Now that we have the earliest and latest times for every node, we can identify the most important parts of the project.

4.1 The Critical Path

The Critical Path is the sequence of activities from the start node to the finish node that determines the minimum total completion time.

It is the longest path through the network.

How to Identify Critical Activities:

An activity is critical if, and only if, a delay in its completion will lead to a delay in the overall project.

On the network diagram, the Critical Path is where the EST and LST are the same at both the start and end nodes of the activity.

$$ \text{Critical Activity Condition:} \quad \text{EST}_{\text{Start Node}} = \text{LST}_{\text{Start Node}} $$

Tip: Critical paths are usually drawn with a double line or highlighted to make them clear in the final answer.

4.2 Total Float

Not all activities are critical. Non-critical activities have some spare time available – this spare time is called float.

Total Float is the maximum amount of time an activity can be delayed without affecting the overall minimum completion time of the project.

Calculating Total Float (\(F\))

The float is calculated for individual activities (arcs), not nodes.

Let \(D\) be the Duration of the activity.

Method 1: Using Finish Times (EFT and LFT) $$ F = \text{Latest Finish Time (LFT)} - \text{Earliest Finish Time (EFT)} $$ Where \(EFT = EST + D\).
Where \(LFT = \text{LST of the end node}\).

Method 2: Using Start Times (EST and LST) $$ F = \text{Latest Start Time (LST)} - \text{Earliest Start Time (EST)} $$ Where \(LST = \text{LST of the end node} - D\).
Where \(EST = \text{EST of the start node}\).

Method 3 (The most common calculation): $$ F = \text{LST}_{\text{End Node}} - \text{EST}_{\text{Start Node}} - \text{Duration} $$

Important: If an activity has a Total Float of 0, it means it is a critical activity. It has no spare time.

Did You Know?

Float is essential for resource levelling. If you have two non-critical activities competing for the same limited resource (e.g., one specialized engineer), you can use the float to schedule one activity later, making sure they don't clash.

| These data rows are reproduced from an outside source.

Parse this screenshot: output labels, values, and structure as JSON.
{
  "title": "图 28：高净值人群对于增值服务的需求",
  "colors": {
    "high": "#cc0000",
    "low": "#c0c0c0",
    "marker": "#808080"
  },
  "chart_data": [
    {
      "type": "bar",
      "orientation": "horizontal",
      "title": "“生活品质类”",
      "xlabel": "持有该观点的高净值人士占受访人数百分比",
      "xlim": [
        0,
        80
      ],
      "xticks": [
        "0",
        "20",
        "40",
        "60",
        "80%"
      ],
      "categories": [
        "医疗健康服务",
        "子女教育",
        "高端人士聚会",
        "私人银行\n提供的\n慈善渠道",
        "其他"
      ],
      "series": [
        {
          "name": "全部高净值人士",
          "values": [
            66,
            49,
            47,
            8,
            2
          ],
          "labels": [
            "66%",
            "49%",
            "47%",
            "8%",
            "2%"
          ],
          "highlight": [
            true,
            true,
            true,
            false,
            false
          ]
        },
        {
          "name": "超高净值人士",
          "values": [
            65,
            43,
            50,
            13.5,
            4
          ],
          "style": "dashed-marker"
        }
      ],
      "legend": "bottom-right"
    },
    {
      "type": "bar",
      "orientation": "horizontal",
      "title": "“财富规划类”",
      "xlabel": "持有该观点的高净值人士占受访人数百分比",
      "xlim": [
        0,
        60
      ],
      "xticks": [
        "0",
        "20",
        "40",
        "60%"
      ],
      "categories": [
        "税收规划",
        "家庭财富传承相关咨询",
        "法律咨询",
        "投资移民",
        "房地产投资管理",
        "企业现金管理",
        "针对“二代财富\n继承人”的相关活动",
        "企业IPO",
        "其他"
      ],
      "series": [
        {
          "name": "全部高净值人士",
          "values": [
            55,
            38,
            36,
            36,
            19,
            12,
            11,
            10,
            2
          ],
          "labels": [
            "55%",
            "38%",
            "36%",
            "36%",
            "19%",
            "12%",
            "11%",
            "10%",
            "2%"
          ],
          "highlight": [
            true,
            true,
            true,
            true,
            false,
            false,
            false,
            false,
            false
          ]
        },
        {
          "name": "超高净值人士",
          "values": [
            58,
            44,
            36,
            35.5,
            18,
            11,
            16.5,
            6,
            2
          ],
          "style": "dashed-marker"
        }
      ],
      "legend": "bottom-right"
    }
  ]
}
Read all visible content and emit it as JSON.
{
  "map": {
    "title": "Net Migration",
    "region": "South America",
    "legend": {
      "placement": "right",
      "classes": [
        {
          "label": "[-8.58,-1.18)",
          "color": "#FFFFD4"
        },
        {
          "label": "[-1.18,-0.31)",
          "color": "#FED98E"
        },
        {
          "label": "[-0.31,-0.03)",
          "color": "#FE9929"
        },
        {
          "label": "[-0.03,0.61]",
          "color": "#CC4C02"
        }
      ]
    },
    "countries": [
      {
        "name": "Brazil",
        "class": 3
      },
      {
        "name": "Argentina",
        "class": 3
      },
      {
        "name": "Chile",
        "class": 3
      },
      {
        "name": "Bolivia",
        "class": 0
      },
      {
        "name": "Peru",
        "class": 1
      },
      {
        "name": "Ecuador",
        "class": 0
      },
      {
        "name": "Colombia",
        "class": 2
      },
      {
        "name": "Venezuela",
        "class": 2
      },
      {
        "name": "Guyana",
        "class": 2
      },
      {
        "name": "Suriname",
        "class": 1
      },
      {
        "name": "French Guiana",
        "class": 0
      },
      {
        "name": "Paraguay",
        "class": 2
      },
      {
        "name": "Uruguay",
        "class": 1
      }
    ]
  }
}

4.3 Interpretation and Summary

• The number calculated at the final node (EST/LST) is the minimum project duration.
• The critical path identifies activities that must be monitored closely. Any delay here delays the whole project.
• Activities with large total float offer flexibility in scheduling and resource allocation.

Final Encouragement

CPA combines logic and arithmetic. Draw your network clearly, take your time with the forward and backward passes (especially watching the MINIMUM and MAXIMUM rules), and you will master this chapter! Practice drawing those tricky dummy situations until they become second nature. Good luck!